Hamlet is disgusted by his mother, writes Eliot, but his mother is not 'an adequate equivalent' for his disgust. In contrast, in the 'more successful' Macbeth, the state of mind of Lady Macbeth walking in her sleep is conveyed by an 'accumulation of imagined sensory expressions' (1976: 100). The sensory expressions are an adequate equivalent for her state of mind. In his dissertation, Eliot had discussed Bradley's argument that emotion is never purely subjective, it is always inevitably connected to that which stimulated it (its object), and 'is ultimately just as objective'. Anticipating the terms of the passage quoted above, Eliot comments in his dissertation that 'Hence when the object, or complex of objects, is recalled, the pleasure is recalled in the same way' (1964a: 80). Bergson had made a similar point in Time and Free Will when describing the power of the poetic image: 'In seeing these images pass before our eyes we in our turn experience the feeling which was, so to speak, their emotional equivalent' (1910: 15). Thus, in 'Rhapsody on a Windy Night', we might see the chain of memories set off by the prostitute and the cat as an early example of the objective correlative.

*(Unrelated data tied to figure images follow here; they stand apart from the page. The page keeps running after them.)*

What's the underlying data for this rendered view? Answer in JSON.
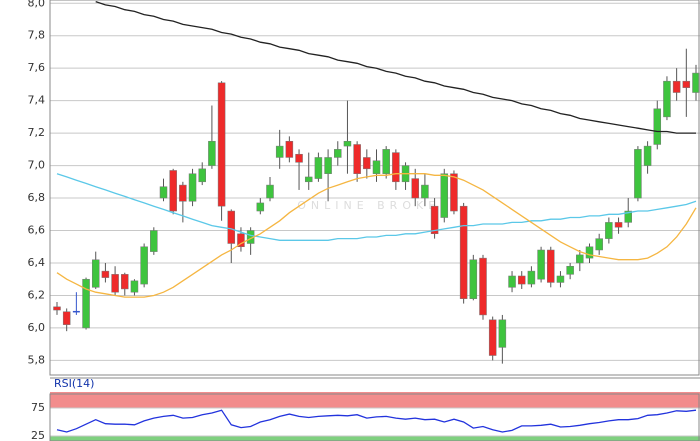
{
  "chart_data": [
    {
      "type": "candlestick",
      "watermark": "ONLINE BROKER",
      "ylim": [
        5.71,
        8.02
      ],
      "yticks": [
        {
          "value": 5.8,
          "label": "5,8"
        },
        {
          "value": 6.0,
          "label": "6,0"
        },
        {
          "value": 6.2,
          "label": "6,2"
        },
        {
          "value": 6.4,
          "label": "6,4"
        },
        {
          "value": 6.6,
          "label": "6,6"
        },
        {
          "value": 6.8,
          "label": "6,8"
        },
        {
          "value": 7.0,
          "label": "7,0"
        },
        {
          "value": 7.2,
          "label": "7,2"
        },
        {
          "value": 7.4,
          "label": "7,4"
        },
        {
          "value": 7.6,
          "label": "7,6"
        },
        {
          "value": 7.8,
          "label": "7,8"
        },
        {
          "value": 8.0,
          "label": "8,0"
        }
      ],
      "grid": true,
      "up_color": "#3ec43e",
      "down_color": "#ee2a2a",
      "flat_color": "#3355cc",
      "open": [
        6.13,
        6.1,
        6.1,
        6.0,
        6.25,
        6.35,
        6.33,
        6.33,
        6.22,
        6.27,
        6.47,
        6.8,
        6.97,
        6.88,
        6.78,
        6.9,
        7.0,
        7.51,
        6.72,
        6.58,
        6.52,
        6.72,
        6.8,
        7.05,
        7.15,
        7.07,
        6.9,
        6.92,
        6.95,
        7.05,
        7.12,
        7.13,
        7.05,
        6.95,
        6.95,
        7.08,
        6.9,
        6.92,
        6.8,
        6.75,
        6.68,
        6.95,
        6.75,
        6.18,
        6.43,
        6.05,
        5.88,
        6.25,
        6.32,
        6.27,
        6.3,
        6.48,
        6.28,
        6.33,
        6.4,
        6.43,
        6.48,
        6.55,
        6.65,
        6.65,
        6.8,
        7.0,
        7.13,
        7.3,
        7.52,
        7.52,
        7.45
      ],
      "high": [
        6.16,
        6.12,
        6.22,
        6.31,
        6.47,
        6.4,
        6.38,
        6.34,
        6.3,
        6.52,
        6.62,
        6.92,
        6.98,
        6.9,
        6.98,
        7.02,
        7.37,
        7.52,
        6.73,
        6.62,
        6.62,
        6.8,
        6.93,
        7.22,
        7.18,
        7.1,
        7.08,
        7.08,
        7.1,
        7.15,
        7.4,
        7.15,
        7.1,
        7.1,
        7.12,
        7.1,
        7.02,
        6.98,
        6.95,
        6.8,
        6.98,
        6.97,
        6.77,
        6.45,
        6.45,
        6.07,
        6.08,
        6.35,
        6.35,
        6.38,
        6.5,
        6.5,
        6.35,
        6.4,
        6.48,
        6.52,
        6.58,
        6.68,
        6.68,
        6.8,
        7.12,
        7.15,
        7.4,
        7.55,
        7.6,
        7.72,
        7.62
      ],
      "low": [
        6.08,
        5.98,
        6.08,
        5.99,
        6.24,
        6.28,
        6.2,
        6.2,
        6.2,
        6.25,
        6.45,
        6.78,
        6.7,
        6.65,
        6.75,
        6.88,
        6.98,
        6.66,
        6.4,
        6.47,
        6.45,
        6.7,
        6.78,
        6.98,
        7.02,
        6.85,
        6.85,
        6.9,
        6.78,
        7.0,
        6.95,
        6.9,
        6.92,
        6.9,
        6.92,
        6.85,
        6.85,
        6.75,
        6.75,
        6.55,
        6.65,
        6.7,
        6.15,
        6.17,
        6.05,
        5.8,
        5.78,
        6.22,
        6.24,
        6.25,
        6.28,
        6.25,
        6.25,
        6.3,
        6.35,
        6.4,
        6.45,
        6.52,
        6.58,
        6.62,
        6.78,
        6.95,
        7.1,
        7.28,
        7.4,
        7.3,
        7.4
      ],
      "close": [
        6.11,
        6.02,
        6.1,
        6.3,
        6.42,
        6.31,
        6.22,
        6.24,
        6.29,
        6.5,
        6.6,
        6.87,
        6.72,
        6.78,
        6.95,
        6.98,
        7.15,
        6.75,
        6.52,
        6.5,
        6.6,
        6.77,
        6.88,
        7.12,
        7.05,
        7.02,
        6.93,
        7.05,
        7.05,
        7.1,
        7.15,
        6.95,
        6.98,
        7.03,
        7.1,
        6.9,
        7.0,
        6.8,
        6.88,
        6.58,
        6.95,
        6.72,
        6.18,
        6.42,
        6.08,
        5.83,
        6.05,
        6.32,
        6.27,
        6.35,
        6.48,
        6.28,
        6.32,
        6.38,
        6.45,
        6.5,
        6.55,
        6.65,
        6.62,
        6.72,
        7.1,
        7.12,
        7.35,
        7.52,
        7.45,
        7.48,
        7.57
      ],
      "series": [
        {
          "color": "#222222",
          "values": [
            null,
            null,
            null,
            null,
            8.01,
            7.99,
            7.98,
            7.96,
            7.95,
            7.93,
            7.92,
            7.9,
            7.89,
            7.87,
            7.86,
            7.85,
            7.84,
            7.82,
            7.81,
            7.79,
            7.78,
            7.76,
            7.75,
            7.73,
            7.72,
            7.71,
            7.69,
            7.68,
            7.67,
            7.65,
            7.64,
            7.63,
            7.61,
            7.6,
            7.58,
            7.57,
            7.55,
            7.54,
            7.52,
            7.51,
            7.49,
            7.48,
            7.47,
            7.45,
            7.44,
            7.42,
            7.41,
            7.4,
            7.38,
            7.37,
            7.35,
            7.34,
            7.32,
            7.31,
            7.29,
            7.28,
            7.27,
            7.26,
            7.25,
            7.24,
            7.23,
            7.22,
            7.21,
            7.21,
            7.2,
            7.2,
            7.2
          ]
        },
        {
          "color": "#5bc8e8",
          "values": [
            6.95,
            6.93,
            6.91,
            6.89,
            6.87,
            6.85,
            6.83,
            6.81,
            6.79,
            6.77,
            6.75,
            6.73,
            6.71,
            6.69,
            6.67,
            6.65,
            6.63,
            6.62,
            6.61,
            6.59,
            6.57,
            6.56,
            6.55,
            6.54,
            6.54,
            6.54,
            6.54,
            6.54,
            6.54,
            6.55,
            6.55,
            6.55,
            6.56,
            6.56,
            6.57,
            6.57,
            6.58,
            6.58,
            6.59,
            6.6,
            6.61,
            6.62,
            6.63,
            6.63,
            6.64,
            6.64,
            6.64,
            6.65,
            6.65,
            6.66,
            6.66,
            6.67,
            6.67,
            6.68,
            6.68,
            6.69,
            6.69,
            6.7,
            6.7,
            6.71,
            6.72,
            6.72,
            6.73,
            6.74,
            6.75,
            6.76,
            6.78
          ]
        },
        {
          "color": "#f5b642",
          "values": [
            6.34,
            6.3,
            6.27,
            6.24,
            6.22,
            6.21,
            6.2,
            6.19,
            6.19,
            6.19,
            6.2,
            6.22,
            6.25,
            6.29,
            6.33,
            6.37,
            6.41,
            6.45,
            6.48,
            6.52,
            6.55,
            6.58,
            6.62,
            6.66,
            6.71,
            6.75,
            6.79,
            6.83,
            6.86,
            6.88,
            6.9,
            6.92,
            6.93,
            6.94,
            6.94,
            6.95,
            6.95,
            6.95,
            6.95,
            6.94,
            6.94,
            6.93,
            6.91,
            6.88,
            6.85,
            6.81,
            6.77,
            6.73,
            6.69,
            6.65,
            6.61,
            6.57,
            6.53,
            6.5,
            6.47,
            6.45,
            6.44,
            6.43,
            6.42,
            6.42,
            6.42,
            6.43,
            6.46,
            6.5,
            6.56,
            6.64,
            6.74
          ]
        }
      ]
    },
    {
      "type": "line",
      "title": "RSI(14)",
      "ylim": [
        16,
        100
      ],
      "yticks": [
        25,
        75
      ],
      "band_colors": [
        "#7fd07f",
        "#f28c8c"
      ],
      "series": [
        {
          "color": "#2233dd",
          "values": [
            36,
            32,
            38,
            46,
            54,
            47,
            46,
            46,
            45,
            52,
            57,
            60,
            62,
            57,
            58,
            63,
            66,
            71,
            45,
            40,
            42,
            50,
            54,
            60,
            64,
            60,
            58,
            60,
            61,
            62,
            61,
            63,
            57,
            59,
            60,
            57,
            55,
            57,
            54,
            55,
            50,
            55,
            50,
            39,
            42,
            36,
            32,
            35,
            43,
            43,
            44,
            46,
            41,
            42,
            44,
            47,
            49,
            52,
            54,
            54,
            56,
            62,
            63,
            66,
            70,
            69,
            71
          ]
        }
      ]
    }
  ]
}
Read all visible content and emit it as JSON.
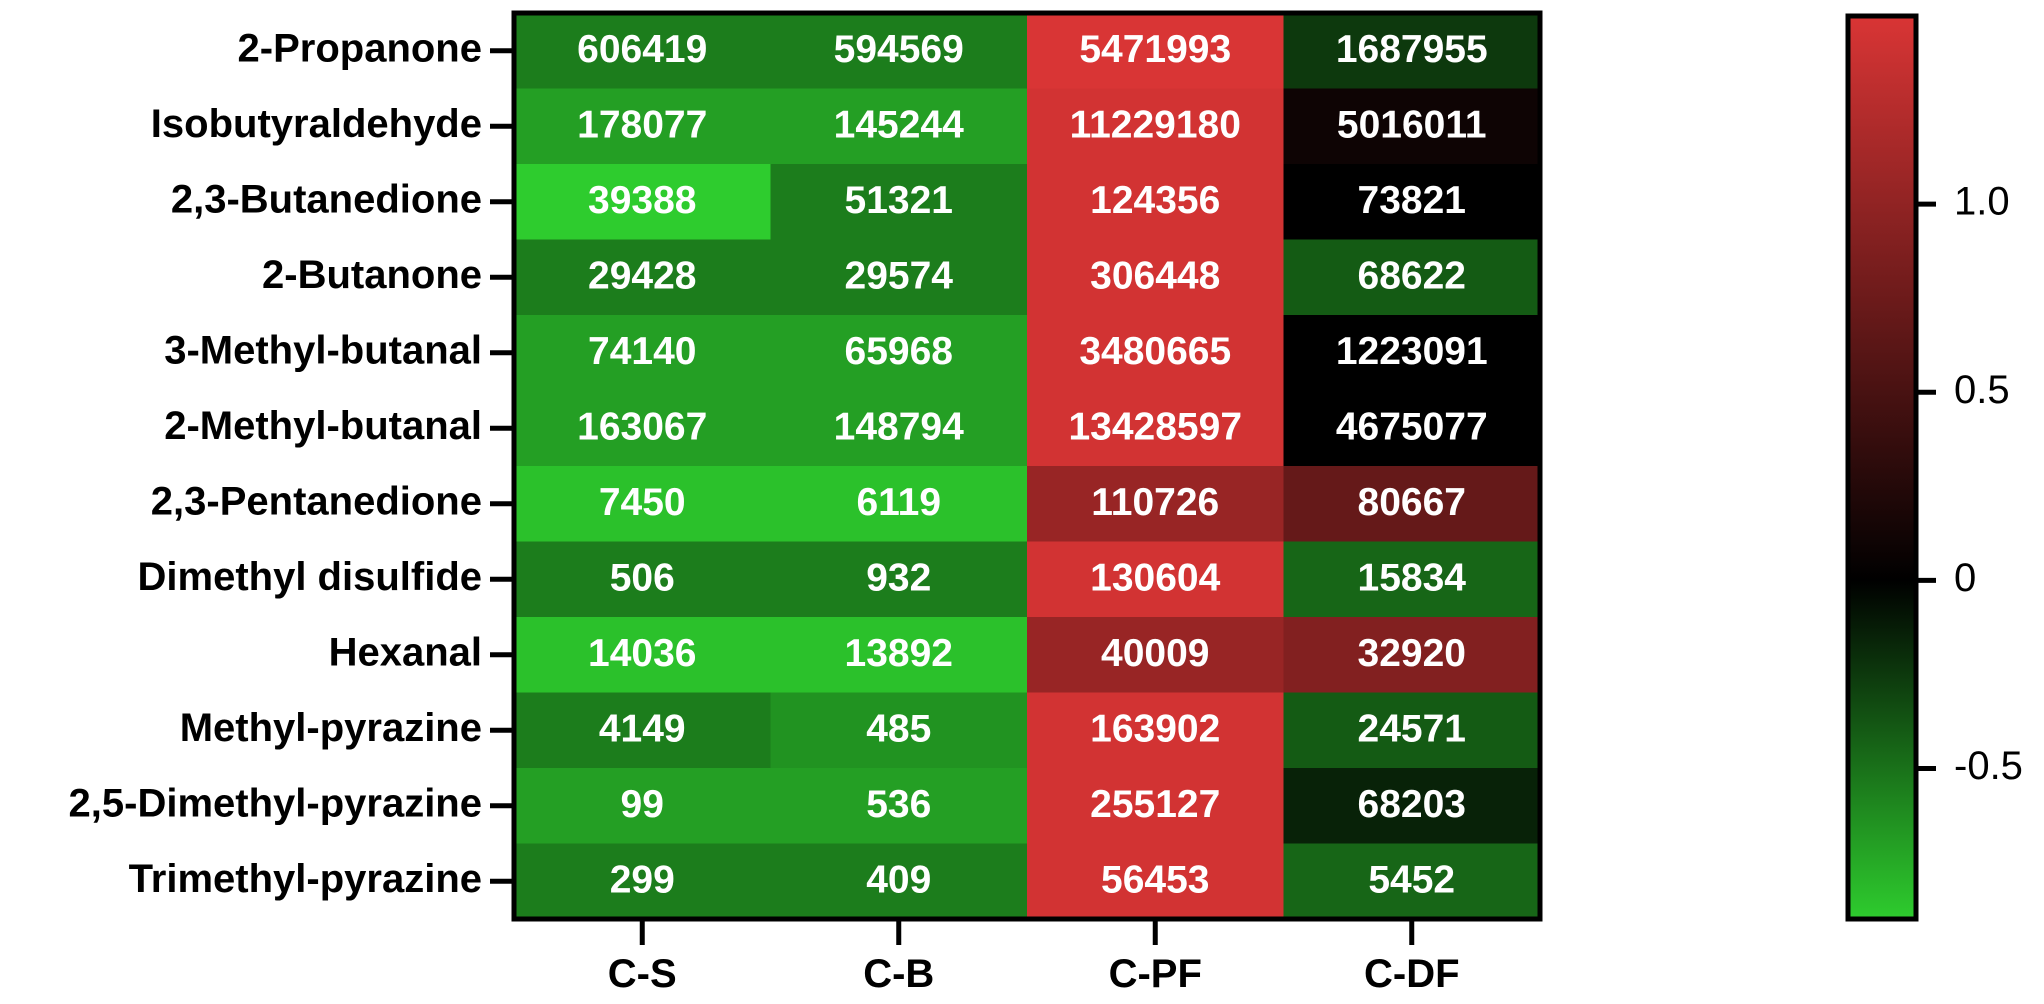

However, by the time Eliot wrote 'Hamlet and his Problems', he had become more remote philosophically from Bradley and Bergson through the influence of the English analytic philosopher, Bertrand Russell (1872—1970). Eliot had taken Russell's course on Symbolic Logic at Harvard in 1914, but he became much more influenced by Russell's philosophy after he had moved to England and developed a close friendship with the philosopher (Eliot and his wife Vivien lived with Russell during 1915). Russell's analytic philosophy, with its scientific methodologies and emphasis on empirical fact, contrasted strongly with Bradley's, and Eliot's early literary criticism, written in the years following the completion of his dissertation, shows a marked turn from Bradley's theory of knowledge through interpretation towards Russell's theory of knowledge based on analysis of facts. In his dissertation, Eliot had privileged the subjective — 'all significant truths are private truths', he wrote in his conclusion — yet his literary criticism is notable for its insistence on objectivity (1964a: 165).